The talks resumed at 11:00 am with UN mediator Lakhdar Brahimi acting as a go-between, after the two warring sides sat together in the same room for the first time on Saturday.
In what Brahimi said was a “good beginning”, their first discussions centered on sending aid to besieged residents in the embattled city of Homs.
Brahimi said he hoped a deal could be reached on sending aid convoys on Sunday or Monday to Homs, where hundreds of families in the Old City are living under siege with near-daily shelling and the barest of supplies.
“If we achieve success on Homs we hope that this will be the beginning,” Brahimi said.
Brahimi has said the two days of weekend talks will focus on what he has called confidence building measures, aimed at establishing a positive atmosphere before more difficult political talks on Monday.
Government delegates arriving for the talks on Sunday said they were ready to discuss all issues presented by Brahimi but that it was a mistake to focus on individual or local issues.

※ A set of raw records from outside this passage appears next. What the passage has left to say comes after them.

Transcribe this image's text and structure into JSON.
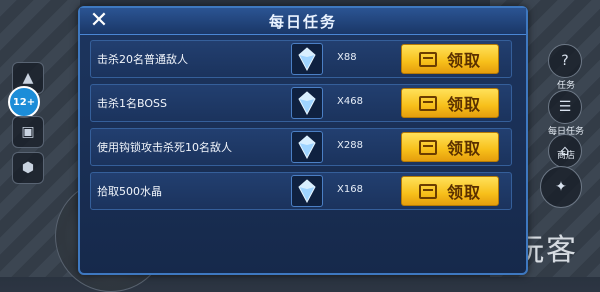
{
  "dialog": {
    "title": "每日任务"
  },
  "tasks": [
    {
      "description": "击杀20名普通敌人",
      "reward_icon": "crystal-icon",
      "reward_count": "X88",
      "claim_label": "领取"
    },
    {
      "description": "击杀1名BOSS",
      "reward_icon": "crystal-icon",
      "reward_count": "X468",
      "claim_label": "领取"
    },
    {
      "description": "使用钩锁攻击杀死10名敌人",
      "reward_icon": "crystal-icon",
      "reward_count": "X288",
      "claim_label": "领取"
    },
    {
      "description": "拾取500水晶",
      "reward_icon": "crystal-icon",
      "reward_count": "X168",
      "claim_label": "领取"
    }
  ],
  "hud": {
    "age_rating": "12+",
    "right_labels": [
      "任务",
      "每日任务",
      "商店"
    ]
  },
  "watermark": "大玩客",
  "colors": {
    "dialog_bg": "#1d3660",
    "dialog_border": "#3e78c0",
    "claim_button": "#f7bf1a",
    "claim_text": "#5a3000"
  }
}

“They proposed Homs. We say all Syrian cities are equal and as important,” Information Minister Omran Zoabi told reporters.
Bouthaina Shaaban, an adviser to Assad and member of the government delegation, echoed his reservations.
“The other side came here to discuss a small problem here or there. We came to discuss the future of Syria,” she said. “We did not come here to bring relief to a region here or a region there. We came here to restore safety and security to our country.”
Despite the failure to agree on any concrete proposals, Saturday still marked progress after President Bashar al-Assad’s government on Friday accused the opposition of obstructing the negotiations and threatened to walk away.
Pulled together by the United Nations, Russia and the United States, the two sides are meeting in the biggest diplomatic push yet to stem Syria’s bloodshed after nearly three years of civil war.
The opposition insists the talks should focus on Assad leaving power and the formation of a transitional government based on an agreement reached during a first peace conference in Geneva in 2012.
The regime says Assad’s role is not up for debate at this conference – dubbed Geneva II – and denies that the initial Geneva deal requires him to go.
Expectations are very low for a serious breakthrough at the talks, which are expected to last about a week, but diplomats have said simply bringing the two sides together for the first time was an important step.
With no one appearing ready for serious concessions, mediators are focusing on short-term deals to keep the process moving forward, including on localized ceasefires, freer humanitarian access and prisoner exchanges.
Erupting after the government cracked down on protests in 2011, Syria’s civil war has claimed more than 100,000 lives and forced millions from their homes.